Another welcomed feature is the Poke Pelago, which is a haven for all the *forgotten* Pokémon sitting in your PC. Think of it as Farmville. You can send your creatures to a variety of mini islands to do various tasks, like grow berries, dig for items or to train. It’s a great use for Pokémon that aren’t in your team. You can even recruit wild Pokémon from time to time.
Z-moves are an unwelcomed distraction
Now for my unwelcomed bits. I might be on the fringe with this, but I don’t quite get the introduction of the Z-moves. It’s very silly and isn’t quite as useful as you’d think. Each generation, other than gen 1, introduces a new gimmick. Gen 2 had day/night cycles; Gen 3 had abilities; Gen 4 had alternate evolutions; Gen 5 had seasons and Gen 6 Mega evolutions. Sun and Moon, however, has Power Ranger attack dance moves. After the initial “OMG, that looked cool” moment wears off, after using a Z-move a few times, I barely used them. It can only be used once in a battle and a Pokémon needs to be holding the required stone for you to perform the move. In a competitive sense, it’s wasteful as the Pokémon could be holding a more useful item.
What did Alola do to Kanto Pokemon!?
Next are the Alolan-Kanto Pokémon. Most of them look stupid. Alolan Dugtrio looks like an ad for shampoo. Grimer and Muk’s colouring is dreadful, Exeggutor is even more ridiculous than normal and Raticate looks extremely bloated. The good news is, some of the designs of the new Pokémon are actually pretty good. The final versions of the starter Pokémon are quite impressive, but I actually really love the other local Pokémon like Salazzle, Tsareena, Araquinid, Ribombee, Lunala and Mareanie. There are some hiccups, though, like Bruxish, Bewear, Yungoos and Charjabug.
It doesn’t include the longest list of new monsters, but does include some of the most inventive. The new legendaries are interesting and the Ultra Beasts are also quite awesome.

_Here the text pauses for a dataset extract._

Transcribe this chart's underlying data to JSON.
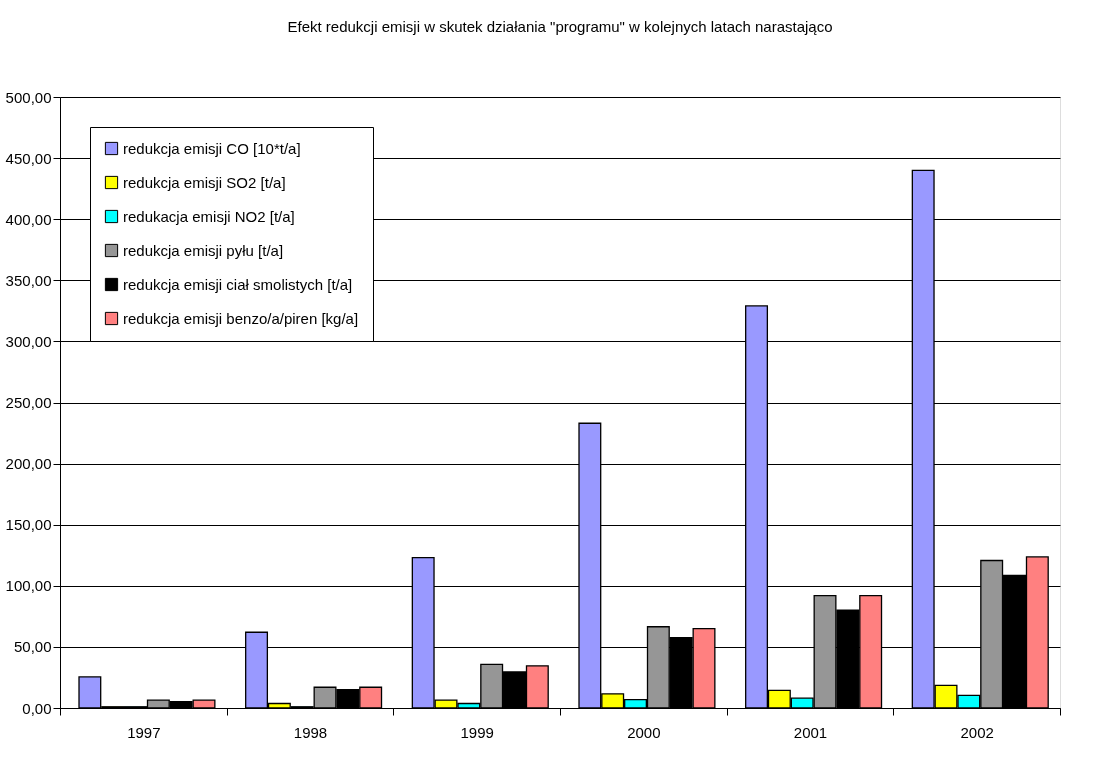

In closing, Pokémon Sun and Moon includes many welcome and useful new features. It has a beautiful locale and is brimming with content. It took me over 30 hours to finish the main campaign, and I haven’t even begun to scratch the surface of completing my dex. There’s post-game content galore and a total of 801 new Pokémon to catch. No one can say that there isn’t enough to do in this game.